To listen to more of Brian Sewell’s stories, go to the playlist: • Brian Sewell - John Singer Sargent as...
Born in Britain, art critic Brian Sewell (1931-2015) wrote for the "London Evening Standard" and made numerous television appearances throughout his distinguished media career. He was known for his outspoken and erudite reviews of art. [Listener: Christopher Sykes]
TRANSCRIPT: The second one was a couple of years behind me, and when I graduated, she really needed to know whether this warm friendship had any chance of continuing. And the friendship could, but nothing else. And a year after I’d left, I’d gone to work for Christie's, and Christie's had said, why don’t you go to Rome for us? And there are other things you can do on the way... people who want to show pictures and so on. And so I thought it would be fun to take Helen as a companion, and did. And even then, she thought that, you know, we were… there was a possibility. By then she knew that I was queer, but she had that foolish idea that all you have to do is get into bed with a girl and you’re immediately converted. And it ain’t true.
So, you know, but that’s pretty well the extent of it. There was an unfortunate moment with an older woman, a much older woman, in Paris. My last… at the end of my second year at The Courtauld, I got a job as a guide to a party of American tourists who were running around England and France, and we were in Paris. And the group had really begun to fall to pieces a bit. It was at cross-purposes with itself. And in Paris, the women all wanted to go shopping and not look at anything.
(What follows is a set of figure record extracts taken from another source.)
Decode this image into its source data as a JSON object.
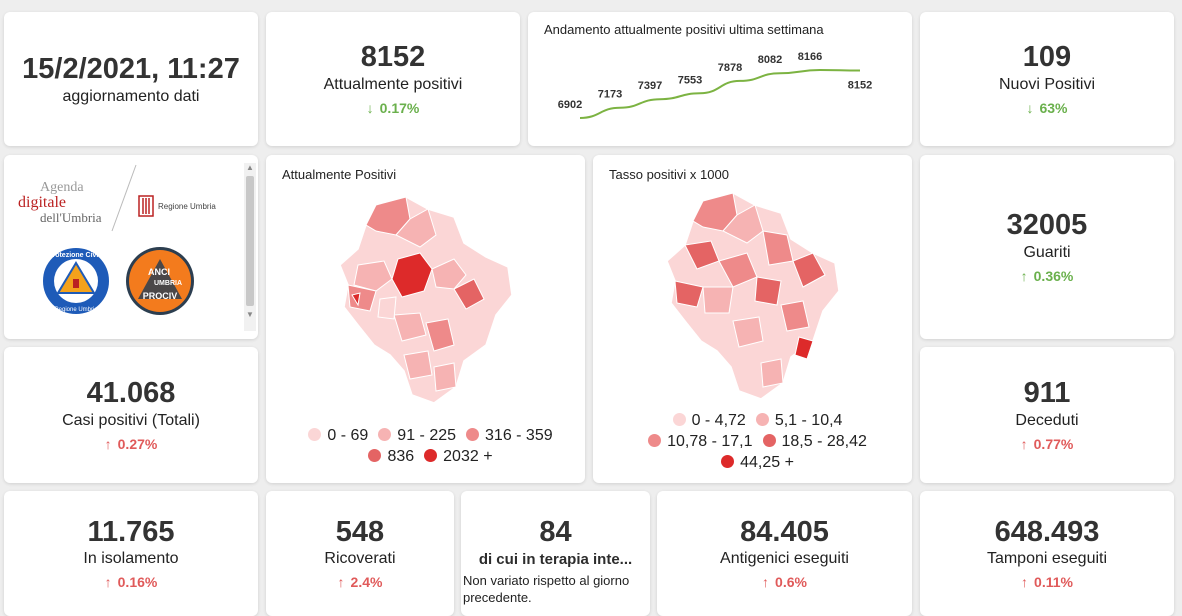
{
  "update": {
    "datetime": "15/2/2021, 11:27",
    "label": "aggiornamento dati"
  },
  "attualmente_positivi": {
    "value": "8152",
    "label": "Attualmente positivi",
    "delta": "0.17%",
    "direction": "down"
  },
  "weekly_chart": {
    "title": "Andamento attualmente positivi ultima settimana",
    "chart_data": {
      "type": "line",
      "title": "Andamento attualmente positivi ultima settimana",
      "values": [
        6902,
        7173,
        7397,
        7553,
        7878,
        8082,
        8166,
        8152
      ],
      "labels": [
        "6902",
        "7173",
        "7397",
        "7553",
        "7878",
        "8082",
        "8166",
        "8152"
      ],
      "color": "#7cb342"
    }
  },
  "nuovi_positivi": {
    "value": "109",
    "label": "Nuovi Positivi",
    "delta": "63%",
    "direction": "down"
  },
  "logos": {
    "agenda_line1": "Agenda",
    "agenda_line2": "digitale",
    "agenda_line3": "dell'Umbria",
    "regione": "Regione Umbria",
    "protezione_top": "Protezione Civile",
    "protezione_bottom": "Regione Umbria",
    "anci_line1": "ANCI",
    "anci_line2": "UMBRIA",
    "anci_line3": "PROCIV"
  },
  "map_positivi": {
    "title": "Attualmente Positivi",
    "legend": [
      {
        "label": "0 - 69",
        "color": "#fbd6d6"
      },
      {
        "label": "91 - 225",
        "color": "#f6b3b3"
      },
      {
        "label": "316 - 359",
        "color": "#ee8a8a"
      },
      {
        "label": "836",
        "color": "#e46464"
      },
      {
        "label": "2032 +",
        "color": "#dd2a2a"
      }
    ]
  },
  "map_tasso": {
    "title": "Tasso positivi x 1000",
    "legend": [
      {
        "label": "0 - 4,72",
        "color": "#fbd6d6"
      },
      {
        "label": "5,1 - 10,4",
        "color": "#f6b3b3"
      },
      {
        "label": "10,78 - 17,1",
        "color": "#ee8a8a"
      },
      {
        "label": "18,5 - 28,42",
        "color": "#e46464"
      },
      {
        "label": "44,25 +",
        "color": "#dd2a2a"
      }
    ]
  },
  "guariti": {
    "value": "32005",
    "label": "Guariti",
    "delta": "0.36%",
    "direction": "up"
  },
  "casi_totali": {
    "value": "41.068",
    "label": "Casi positivi (Totali)",
    "delta": "0.27%",
    "direction": "up"
  },
  "deceduti": {
    "value": "911",
    "label": "Deceduti",
    "delta": "0.77%",
    "direction": "up"
  },
  "isolamento": {
    "value": "11.765",
    "label": "In isolamento",
    "delta": "0.16%",
    "direction": "up"
  },
  "ricoverati": {
    "value": "548",
    "label": "Ricoverati",
    "delta": "2.4%",
    "direction": "up"
  },
  "terapia": {
    "value": "84",
    "label": "di cui in terapia inte...",
    "note": "Non variato rispetto al giorno precedente."
  },
  "antigenici": {
    "value": "84.405",
    "label": "Antigenici eseguiti",
    "delta": "0.6%",
    "direction": "up"
  },
  "tamponi": {
    "value": "648.493",
    "label": "Tamponi eseguiti",
    "delta": "0.11%",
    "direction": "up"
  },
  "colors": {
    "green": "#6ab04c",
    "red": "#e05a5a"
  }
}
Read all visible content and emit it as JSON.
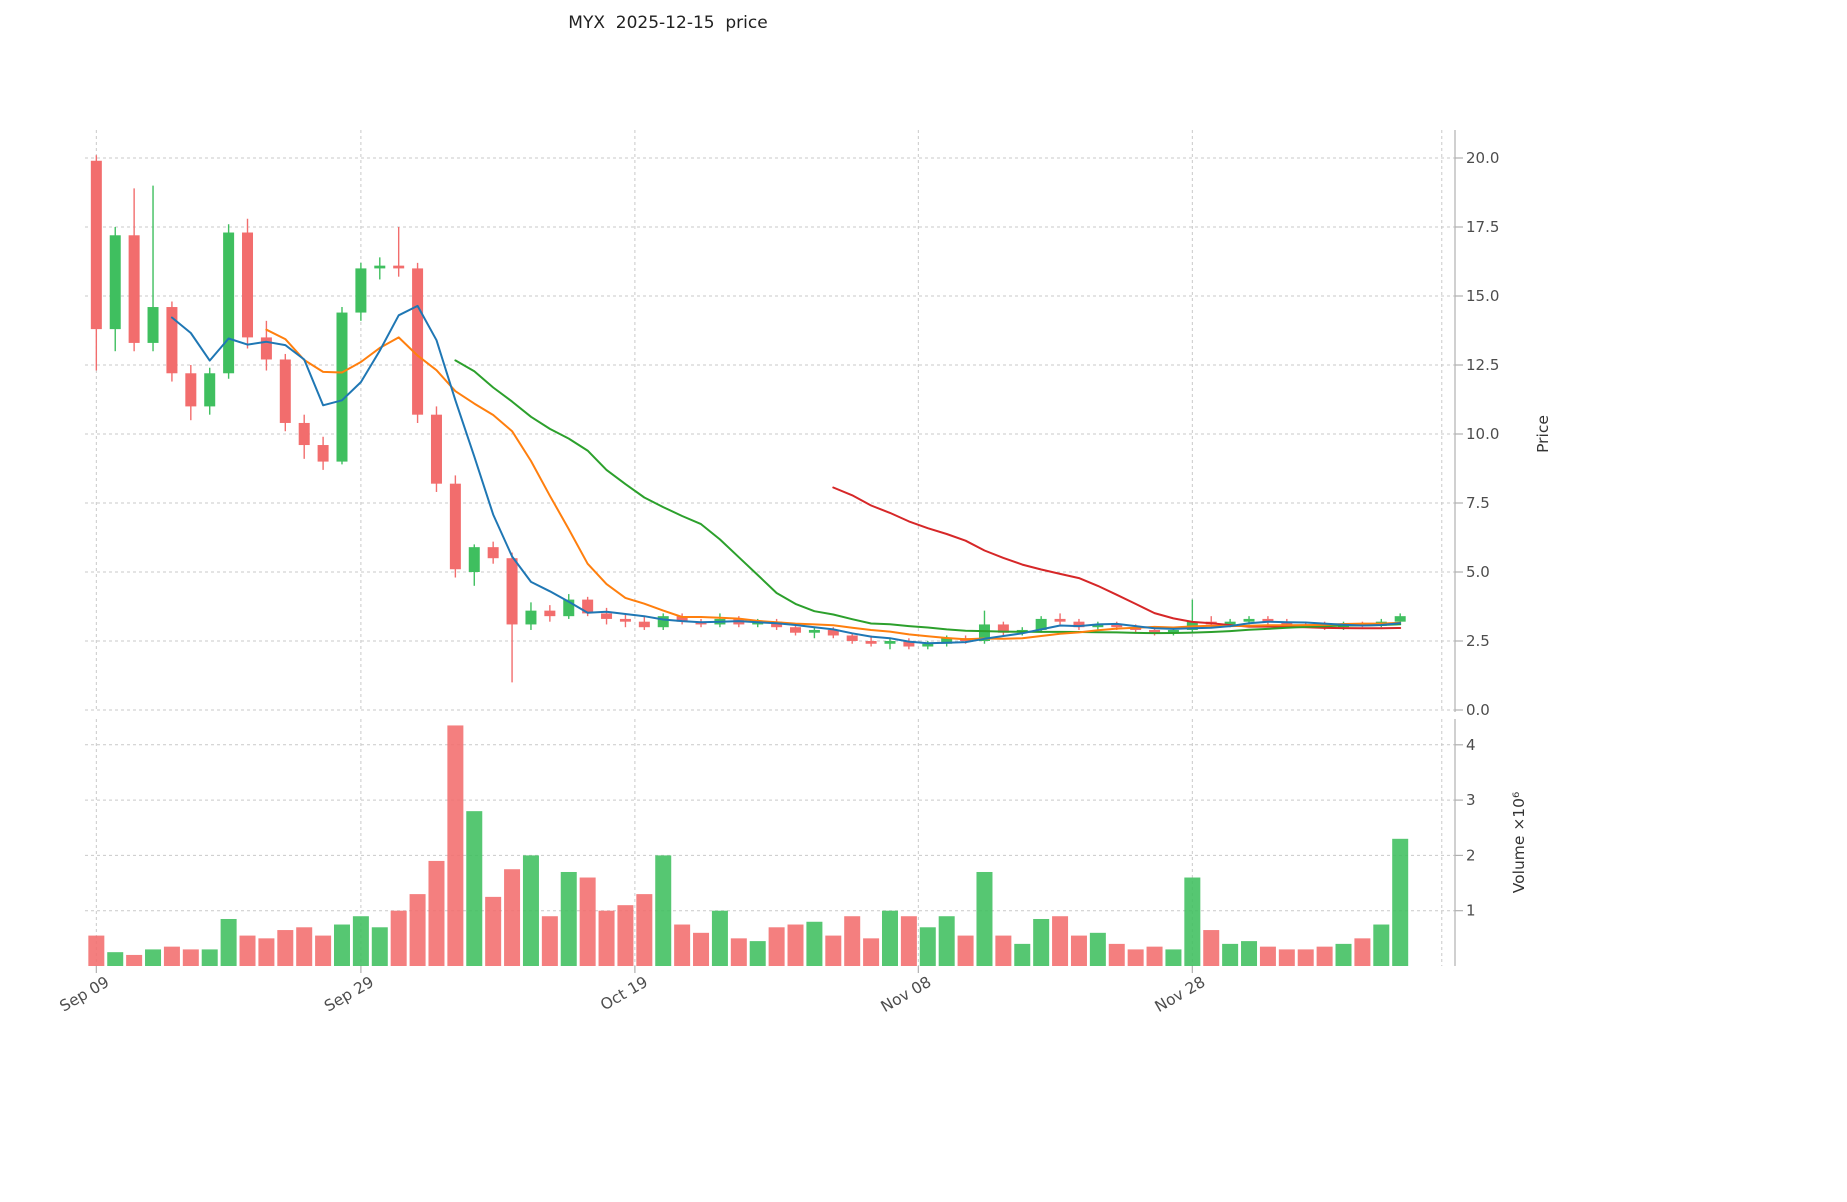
{
  "title": "MYX  2025-12-15  price",
  "chart_data": {
    "type": "candlestick",
    "title": "MYX  2025-12-15  price",
    "legend_position": "none",
    "grid": true,
    "price_axis": {
      "label": "Price",
      "range": [
        0,
        21
      ],
      "ticks": [
        {
          "v": 0,
          "label": "0.0"
        },
        {
          "v": 2.5,
          "label": "2.5"
        },
        {
          "v": 5,
          "label": "5.0"
        },
        {
          "v": 7.5,
          "label": "7.5"
        },
        {
          "v": 10,
          "label": "10.0"
        },
        {
          "v": 12.5,
          "label": "12.5"
        },
        {
          "v": 15,
          "label": "15.0"
        },
        {
          "v": 17.5,
          "label": "17.5"
        },
        {
          "v": 20,
          "label": "20.0"
        }
      ]
    },
    "volume_axis": {
      "label": "Volume ×10⁶",
      "unit": "millions",
      "range": [
        0,
        4.5
      ],
      "ticks": [
        {
          "v": 1,
          "label": "1"
        },
        {
          "v": 2,
          "label": "2"
        },
        {
          "v": 3,
          "label": "3"
        },
        {
          "v": 4,
          "label": "4"
        }
      ]
    },
    "x_axis": {
      "ticks": [
        {
          "i": 0,
          "label": "Sep 09"
        },
        {
          "i": 14,
          "label": "Sep 29"
        },
        {
          "i": 28.5,
          "label": "Oct 19"
        },
        {
          "i": 43.5,
          "label": "Nov 08"
        },
        {
          "i": 58,
          "label": "Nov 28"
        },
        {
          "i": 71.2,
          "label": ""
        }
      ]
    },
    "colors": {
      "up": "#3fbf5f",
      "down": "#f26d6d",
      "ma5": "#1f77b4",
      "ma10": "#ff7f0e",
      "ma20": "#2ca02c",
      "ma40": "#d62728",
      "grid": "#c9c9c9",
      "axis": "#b0b0b0"
    },
    "moving_averages": [
      {
        "name": "MA5",
        "window": 5,
        "color": "#1f77b4"
      },
      {
        "name": "MA10",
        "window": 10,
        "color": "#ff7f0e"
      },
      {
        "name": "MA20",
        "window": 20,
        "color": "#2ca02c"
      },
      {
        "name": "MA40",
        "window": 40,
        "color": "#d62728"
      }
    ],
    "ohlcv_columns": [
      "open",
      "high",
      "low",
      "close",
      "volume_millions"
    ],
    "ohlcv": [
      [
        19.9,
        20.1,
        12.3,
        13.8,
        0.55
      ],
      [
        13.8,
        17.5,
        13.0,
        17.2,
        0.25
      ],
      [
        17.2,
        18.9,
        13.0,
        13.3,
        0.2
      ],
      [
        13.3,
        19.0,
        13.0,
        14.6,
        0.3
      ],
      [
        14.6,
        14.8,
        11.9,
        12.2,
        0.35
      ],
      [
        12.2,
        12.5,
        10.5,
        11.0,
        0.3
      ],
      [
        11.0,
        12.4,
        10.7,
        12.2,
        0.3
      ],
      [
        12.2,
        17.6,
        12.0,
        17.3,
        0.85
      ],
      [
        17.3,
        17.8,
        13.1,
        13.5,
        0.55
      ],
      [
        13.5,
        14.1,
        12.3,
        12.7,
        0.5
      ],
      [
        12.7,
        12.9,
        10.1,
        10.4,
        0.65
      ],
      [
        10.4,
        10.7,
        9.1,
        9.6,
        0.7
      ],
      [
        9.6,
        9.9,
        8.7,
        9.0,
        0.55
      ],
      [
        9.0,
        14.6,
        8.9,
        14.4,
        0.75
      ],
      [
        14.4,
        16.2,
        14.1,
        16.0,
        0.9
      ],
      [
        16.0,
        16.4,
        15.6,
        16.1,
        0.7
      ],
      [
        16.1,
        17.5,
        15.7,
        16.0,
        1.0
      ],
      [
        16.0,
        16.2,
        10.4,
        10.7,
        1.3
      ],
      [
        10.7,
        11.0,
        7.9,
        8.2,
        1.9
      ],
      [
        8.2,
        8.5,
        4.8,
        5.1,
        4.35
      ],
      [
        5.0,
        6.0,
        4.5,
        5.9,
        2.8
      ],
      [
        5.9,
        6.1,
        5.3,
        5.5,
        1.25
      ],
      [
        5.5,
        5.7,
        1.0,
        3.1,
        1.75
      ],
      [
        3.1,
        3.9,
        2.9,
        3.6,
        2.0
      ],
      [
        3.6,
        3.8,
        3.2,
        3.4,
        0.9
      ],
      [
        3.4,
        4.2,
        3.3,
        4.0,
        1.7
      ],
      [
        4.0,
        4.1,
        3.4,
        3.5,
        1.6
      ],
      [
        3.5,
        3.7,
        3.1,
        3.3,
        1.0
      ],
      [
        3.3,
        3.5,
        3.0,
        3.2,
        1.1
      ],
      [
        3.2,
        3.4,
        2.9,
        3.0,
        1.3
      ],
      [
        3.0,
        3.5,
        2.9,
        3.4,
        2.0
      ],
      [
        3.4,
        3.5,
        3.1,
        3.2,
        0.75
      ],
      [
        3.2,
        3.3,
        3.0,
        3.1,
        0.6
      ],
      [
        3.1,
        3.5,
        3.0,
        3.3,
        1.0
      ],
      [
        3.3,
        3.4,
        3.0,
        3.1,
        0.5
      ],
      [
        3.1,
        3.3,
        3.0,
        3.2,
        0.45
      ],
      [
        3.2,
        3.3,
        2.9,
        3.0,
        0.7
      ],
      [
        3.0,
        3.1,
        2.7,
        2.8,
        0.75
      ],
      [
        2.8,
        3.0,
        2.6,
        2.9,
        0.8
      ],
      [
        2.9,
        3.0,
        2.6,
        2.7,
        0.55
      ],
      [
        2.7,
        2.8,
        2.4,
        2.5,
        0.9
      ],
      [
        2.5,
        2.7,
        2.3,
        2.4,
        0.5
      ],
      [
        2.4,
        2.6,
        2.2,
        2.5,
        1.0
      ],
      [
        2.5,
        2.6,
        2.2,
        2.3,
        0.9
      ],
      [
        2.3,
        2.5,
        2.2,
        2.4,
        0.7
      ],
      [
        2.4,
        2.7,
        2.3,
        2.6,
        0.9
      ],
      [
        2.6,
        2.7,
        2.4,
        2.5,
        0.55
      ],
      [
        2.5,
        3.6,
        2.4,
        3.1,
        1.7
      ],
      [
        3.1,
        3.2,
        2.7,
        2.8,
        0.55
      ],
      [
        2.8,
        3.0,
        2.7,
        2.9,
        0.4
      ],
      [
        2.9,
        3.4,
        2.8,
        3.3,
        0.85
      ],
      [
        3.3,
        3.5,
        3.1,
        3.2,
        0.9
      ],
      [
        3.2,
        3.3,
        2.9,
        3.0,
        0.55
      ],
      [
        3.0,
        3.2,
        2.9,
        3.1,
        0.6
      ],
      [
        3.1,
        3.2,
        2.9,
        3.0,
        0.4
      ],
      [
        3.0,
        3.1,
        2.8,
        2.9,
        0.3
      ],
      [
        2.9,
        3.0,
        2.7,
        2.8,
        0.35
      ],
      [
        2.8,
        3.0,
        2.7,
        2.9,
        0.3
      ],
      [
        2.9,
        4.0,
        2.8,
        3.2,
        1.6
      ],
      [
        3.2,
        3.4,
        3.0,
        3.1,
        0.65
      ],
      [
        3.1,
        3.3,
        3.0,
        3.2,
        0.4
      ],
      [
        3.2,
        3.4,
        3.1,
        3.3,
        0.45
      ],
      [
        3.3,
        3.4,
        3.1,
        3.2,
        0.35
      ],
      [
        3.2,
        3.3,
        3.0,
        3.1,
        0.3
      ],
      [
        3.1,
        3.2,
        3.0,
        3.05,
        0.3
      ],
      [
        3.05,
        3.2,
        2.9,
        3.0,
        0.35
      ],
      [
        3.0,
        3.2,
        2.9,
        3.1,
        0.4
      ],
      [
        3.1,
        3.2,
        3.0,
        3.05,
        0.5
      ],
      [
        3.05,
        3.3,
        3.0,
        3.2,
        0.75
      ],
      [
        3.2,
        3.5,
        3.1,
        3.4,
        2.3
      ]
    ]
  }
}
And so on. So I found myself saying to them, 'Well, tomorrow, we are supposed to go to Malmaison, and we are leaving at nine and it’s a long day, and if you’re not there, we shall leave. We can’t delay'. And I went down, and nobody turned up. Not a single person wanted to go to Malmaison. So I went on my own, and I had a lovely day, really memorably beautiful day at Malmaison. I came back to the… to Paris. On my way to the hotel, past… went down a narrow street with lovely things in the windows, like custard pies and salamis and whatnot... snails. And I thought, I really… I don’t want to have dinner with these people. I will have dinner in my room. And so I bought myself a picnic. And I had a tiny room at the very top of the hotel. All the travellers had rather grander accommodation. And I’d set... tiny table... I’d set it with everything I was going to have, by the window. Great view. Bottle of wine.
And there was a knock on the door, and it was one of… it was… her name was Mrs Heller, Peg Heller. And she came in and said, 'I’m old enough to be your grandmother, but I’m going to bed with you'. And I said something feeble, like I don’t do that sort of thing, or whatever. And before I knew what had happened, she’d got my trousers undone and my cock in her mouth. And she hadn’t taken her glasses off, and they were big, sort of, diamanté frames with wings to them. And they kept on catching in my pubic hair as she moved backwards and… and you know, when you’re twenty-something, you have an erection whether you want to or not. And oh God… anyway, that was… that really was the most physical thing that ever happened to me with a woman. So…
[CS] It's terribly funny...
Peg… when… she kept on writing. She lived in South Carolina, in Charleston. And for several years afterwards, she would send me boxes of Carolina cookies or Charleston chocolates or whatever, with letters of such filthy imaginings that I did not know that human beings could do this sort of thing together, certainly not women well into their sixties. And so I thought… very instructive, though, eventually. When you get around to it yourself.